The verifier rejects anything that cannot be legally translated to the selected target:

  • intrinsic operand counts and result counts match the selected intrinsic;
  • pointer address spaces are explicit and legal for the operation;
  • memory scopes and memory-ordering attributes are compatible;
  • MMA and WGMMA shapes are supported by the target;
  • sparse and block-scaled MMA forms carry the required metadata operands;
  • TMA and async-copy operands have valid descriptor, barrier, and memory-space types;
  • special-register reads are valid for the target and execution model;
  • inline-PTX operations have complete constraint strings and result types;
  • operations requiring a newer SM generation are not emitted for an older target.

This is the last MLIR-level diagnostic point before LLVM IR and the machine backend. A good error here names the semantic mismatch, not just the intrinsic.

Target Attributes

nvvm carries the target attributes that make the LLVM handoff meaningful: architecture (nvvm.target = "sm_90a"), PTX version, feature flags (+ptx80, +tmem, ...), kernel markers, launch bounds, cluster dimensions, and assorted function- and module-level properties. Earlier passes set these through gpu.module and conversion interfaces; by the time the LLVM module materialises, the NVPTX backend has to recover a concrete subtarget from them.

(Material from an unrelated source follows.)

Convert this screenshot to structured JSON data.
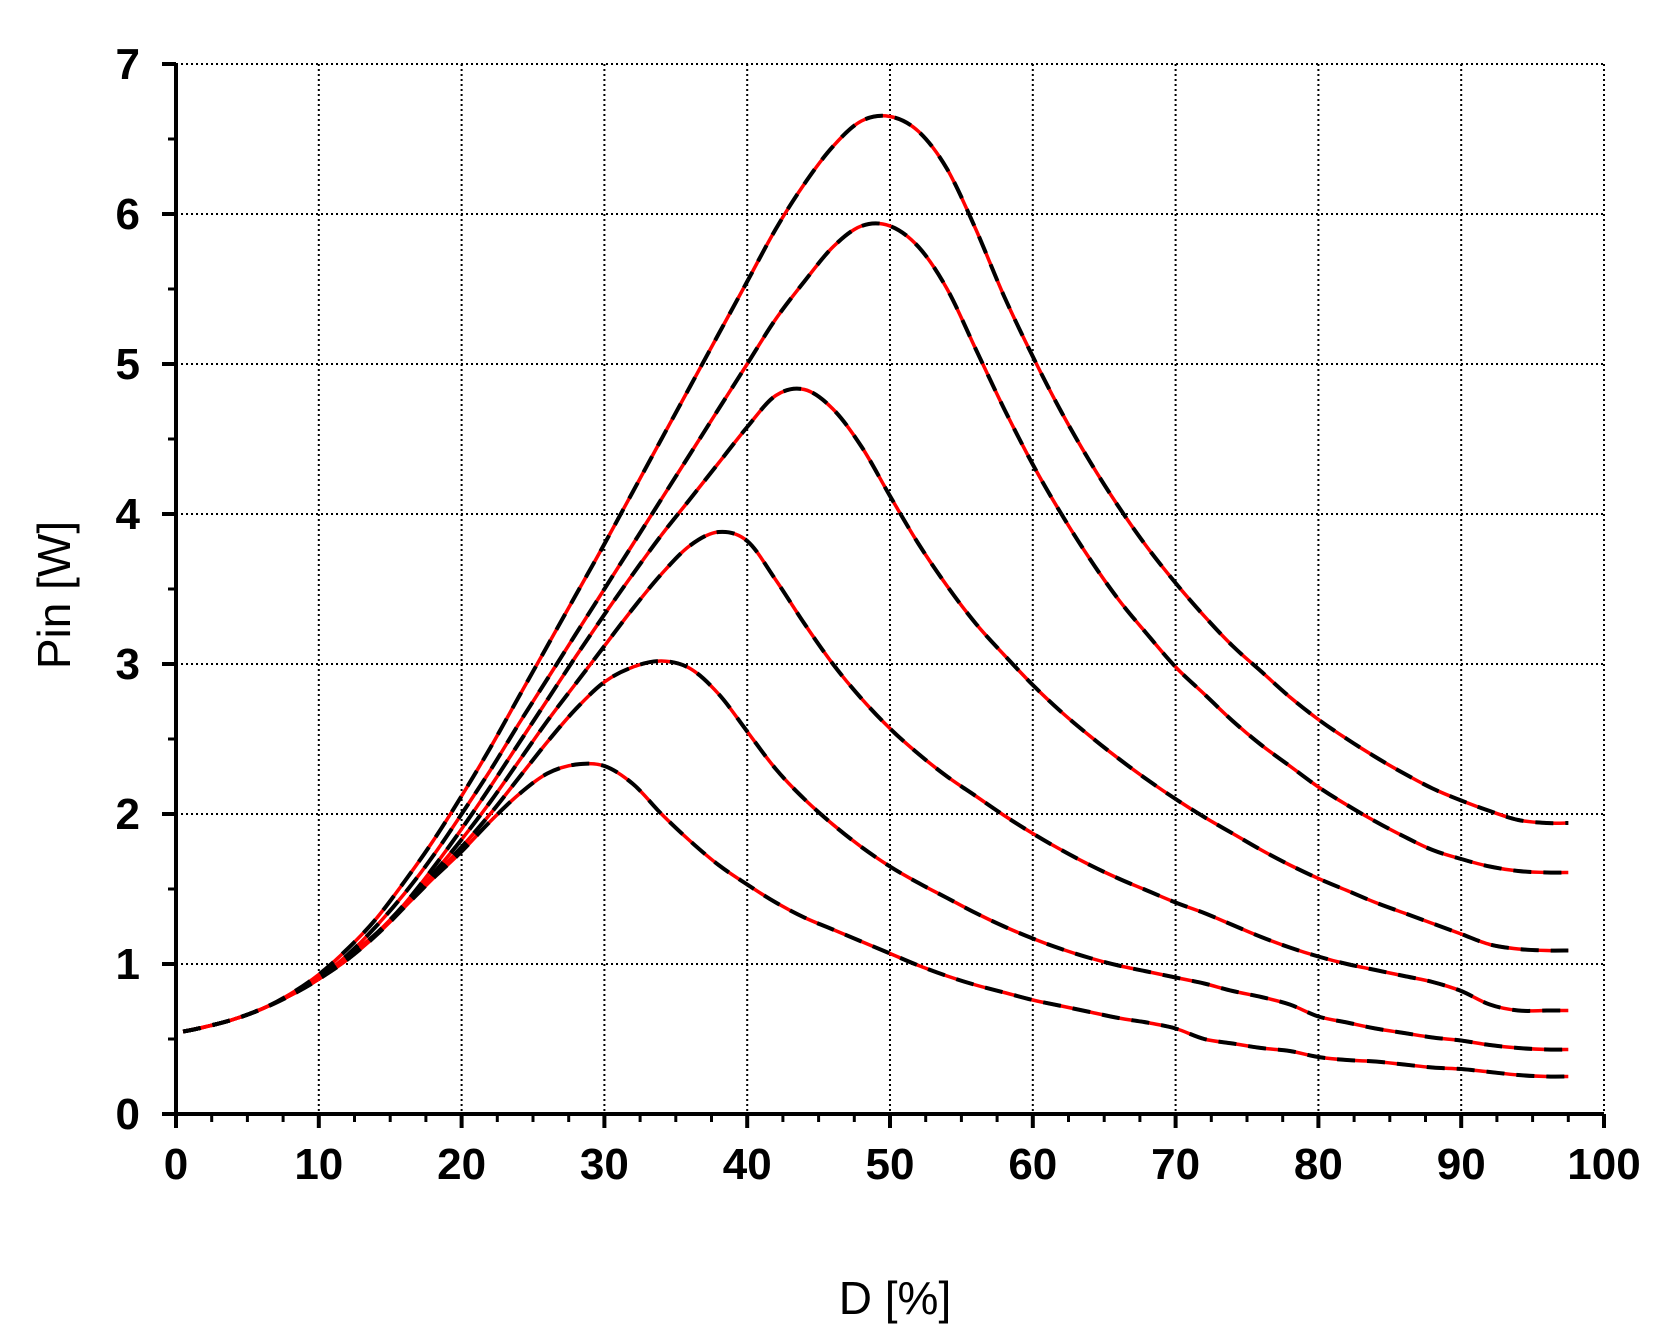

The attributes are plain string / integer / array attributes attached to the gpu.module or func.func parents — the NVPTX backend reads them from the LLVM module's metadata after MLIR-to-LLVM translation. Missing or contradictory attributes here are silent disasters: the backend still receives syntactically valid LLVM IR, but generates code for the wrong target contract. The verifier rejects the obvious cases (no sm, no ptx), and the NVPTX subtarget feature matrix lists which features each SM accepts.